In 2014, Barels and Haywood moved their studio to the Main Street arts district next to The Local Juicery, and two years later rebranded it under the Dance Tonight name.

“There are some people who don’t know who Fred Astaire, Gene Kelly and Cyd Charisse are, and that’s a darn shame,” Barels acknowledges.

“So, we wanted to have a name that was a little bit more universal and one that couldn’t potentially send anyone away because they thought it wasn’t for them. … It’s much smaller and it’s much more intimate, so we still have that franchised backing, and we have our brother and sister studios. But at the same time, it allows us to basically do what we want without having to adhere to any rules or regulations.”
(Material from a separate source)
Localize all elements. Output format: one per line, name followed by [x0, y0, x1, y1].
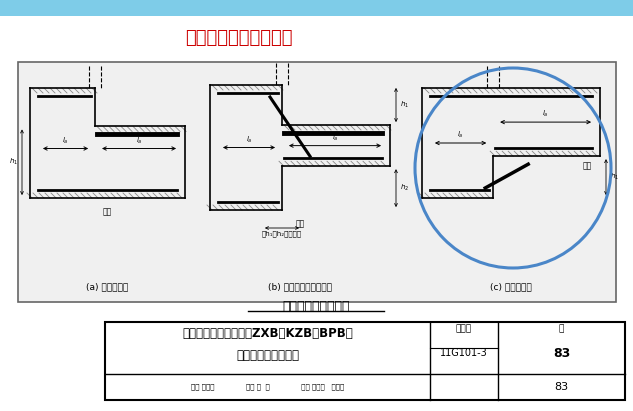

While some studios cater to older students, Dance Tonight Chattanooga attracts a lot of young newcomers, partly because, Barels notes, “Whenever we have parties, whenever we have lessons, we’re very sociable, but we move constantly. If you come to a party, you’re going to dance.” Still, the majority of his students have been with him for the 11 years he’s been teaching.

Dancing, he says, can be a great relationship-builder as well as an indicator of problems at home. Barels sometimes finds himself in the role of counselor, reminding couples that it really does take two to tango, so to speak, and that life, like dancing, requires give-and-take. “I’ve had a lot of people come to me on the brink of divorce,” he recounts. “And I can safely say I’ve not lost a couple yet.”

Of all the dance styles, Argentine tango is Barels’ personal favorite because it encourages originality, doesn’t require a set timing, and nurtures communication between partners. This ability to genuinely connect with people, along with the thirst for a challenge, serves him well in his dance business as well as his latest venture, selling real estate with Signature Brokers.

“The housing market in Chattanooga is phenomenal,” he explains of his 2015 decision to become a Realtor and focus primarily on the sales side. “It’s stable, and we’re in an extreme seller’s market. Coming from a business perspective, it was time to pounce.”

Barels now spends most of his time listing, showing and selling homes but still teaches 30 to 35 dance lessons a week. Both require a lot of interaction with clients. So where does he find the energy?

“A lot of caffeine,” he jokes. “Seriously, it’s mental focus and purpose. I’m not trying to sound too philosophical, but it’s what I live by and what allows me to keep driving, and that’s having a purpose greater than myself.

“If you wake up every day and you’re trying to just make money or just go to work and clock in so you can clock out, then you’re going to burn out eventually or you’re not going to work to your full potential as a human being. Having a purpose greater than one’s self is vital.”

Barels is heavily involved in community fundraising work through both Dance Tonight Chattanooga and Signature Brokers. Each June, he and his staff present “Dancing with the Stars Chattanooga,” with proceeds going to the Partnership for Families, Children and Adults.

In the fall, the studio’s professionals compete in “Dare to Dance” on behalf of the Kidney Foundation. Barels also raises funds at the American Heart Association’s “Go Red” events. Through the real estate firm, he supports St. Jude Children’s Hospital and “Bras for a Cause,” which promotes breast cancer awareness. (Like the other good-natured male models, he wears a bra at the fashion shows.)

Despite the extreme physicality of dance instruction – or, more accurately, because of it – Barels works out at the gym several days a week. “My body is my instrument,” he says. “And my instrument needs to operate at its maximum potential.”

Helping people improve their lives step by step, whether it’s through dancing or moving to a new home, is Barels’ passion.

“I love dancing and I love ballroom and I love real estate. But it wouldn’t matter if I was digging ditches. I was blessed to learn, early on, that my purpose is to help people see the truth about themselves and be the best versions of themselves that they can be and constantly strive for that, and also to not live out of fear, but to live out of love. “That’s the most vital thing that I’ve learned and that I like to share with people.

“If we all spent more time trying to improve the quality of life of the people around us,” he adds, “it’d be a happier place.”